Can you tell us more about the stove?  Which model is it?  Is there a UL tag on the back?  Any pics of the unit?

Just as a forewarning, if the stove does not have a UL tag, many home insurance companies will not support you if you install the stove in a house they cover.

Welcome to the site

pen


----------



## aardeng (Feb 20, 2014)

pen said:


> Can you tell us more about the stove?  Which model is it?  Is there a UL tag on the back?  Any pics of the unit?
> 
> Just as a forewarning, if the stove does not have a UL tag, many home insurance companies will not support you if you install the stove in a house they cover.
> 
> ...




im guessing you are asking about the silver tag on the back? it has it, its a 1000 series


----------



## pen (Feb 20, 2014)

I can't find a manual for the stove.  

Do you have any pictures of the unit?  Do you know if it has a catalytic combuster or not?

It sounds like what you are describing is a hookup for an Outside Air Kit (OAK).  If that is in fact what it is, it should be left open as air would enter the stove through that.


----------



## aardeng (Feb 20, 2014)

i will have pictures up hopefully early tomorrow . thank for your help so far. i had a link to the manual i thought i bookmarked it and i cant find it today..........or not my fiancee forgot too do it for me, oh well, hopefully tonight i will be looking for an example online. I don't personally own a phone or any kind of fancy camera to get pics of it with.


----------



## Earth Stove (Mar 12, 2014)

aardeng said:


> i recently came into possession of an older model earth stove and it has the large round pipe coming from the bottom that i see is a floor duct.

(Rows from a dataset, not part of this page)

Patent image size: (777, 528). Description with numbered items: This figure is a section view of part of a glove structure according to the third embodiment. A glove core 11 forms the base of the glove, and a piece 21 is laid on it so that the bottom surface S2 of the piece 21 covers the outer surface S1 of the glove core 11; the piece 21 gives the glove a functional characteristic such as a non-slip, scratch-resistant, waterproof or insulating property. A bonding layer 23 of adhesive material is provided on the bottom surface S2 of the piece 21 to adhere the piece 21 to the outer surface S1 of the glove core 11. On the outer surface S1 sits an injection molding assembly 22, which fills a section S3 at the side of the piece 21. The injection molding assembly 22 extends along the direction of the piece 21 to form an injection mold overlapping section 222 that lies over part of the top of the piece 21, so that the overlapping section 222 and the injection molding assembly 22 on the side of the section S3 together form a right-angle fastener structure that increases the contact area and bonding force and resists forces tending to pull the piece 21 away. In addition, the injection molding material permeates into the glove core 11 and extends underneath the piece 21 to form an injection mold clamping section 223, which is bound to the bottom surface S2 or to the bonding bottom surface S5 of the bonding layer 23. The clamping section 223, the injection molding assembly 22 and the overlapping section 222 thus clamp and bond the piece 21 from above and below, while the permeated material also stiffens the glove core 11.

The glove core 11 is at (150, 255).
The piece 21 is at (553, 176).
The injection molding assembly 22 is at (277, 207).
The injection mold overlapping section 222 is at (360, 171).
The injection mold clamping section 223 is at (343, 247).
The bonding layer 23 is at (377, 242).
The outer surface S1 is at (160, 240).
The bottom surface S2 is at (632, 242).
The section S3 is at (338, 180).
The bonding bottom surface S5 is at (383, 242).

I understand you have to use this in a mobile home, i built my own home and plan on installing it . Do I have to use the floor duct if I install it ?or is there anyway i block it off or just leave it? Im very new to wood stoves they are a bit different from fireplaces....


I can speak to that from first hand experience. I have a mobile home & have that air duct. I installed it all myself. I've been very happy with that setup since the get go in spite of all the pro & con opinions about OAKs. You can use that stove without the air duct. All you have to do is move the little rectangular looking black box flange forward/outward after loosening the screws/bolts that secure it allow the air to come thru that new opening. When you use the air duct. just close that opening and air will be sucked up thru ducting under the closed pedestal with larger rectangular slot under pedestal . On my model (generic Earth stove) made by Even Temp in Waco NE who made a lot of those 1980s Earth Stoves, mine was made in 1986 and is their heavy duty generic Wood/Coal stove called E.T.100. Hope this is of some help. I like my stove with the OAK! P.S. mine has the little rectangular black box about centered under glass stove door with ash/cinder lip above it and the thermostat/air rod going into it on right as you face front of stove.


----------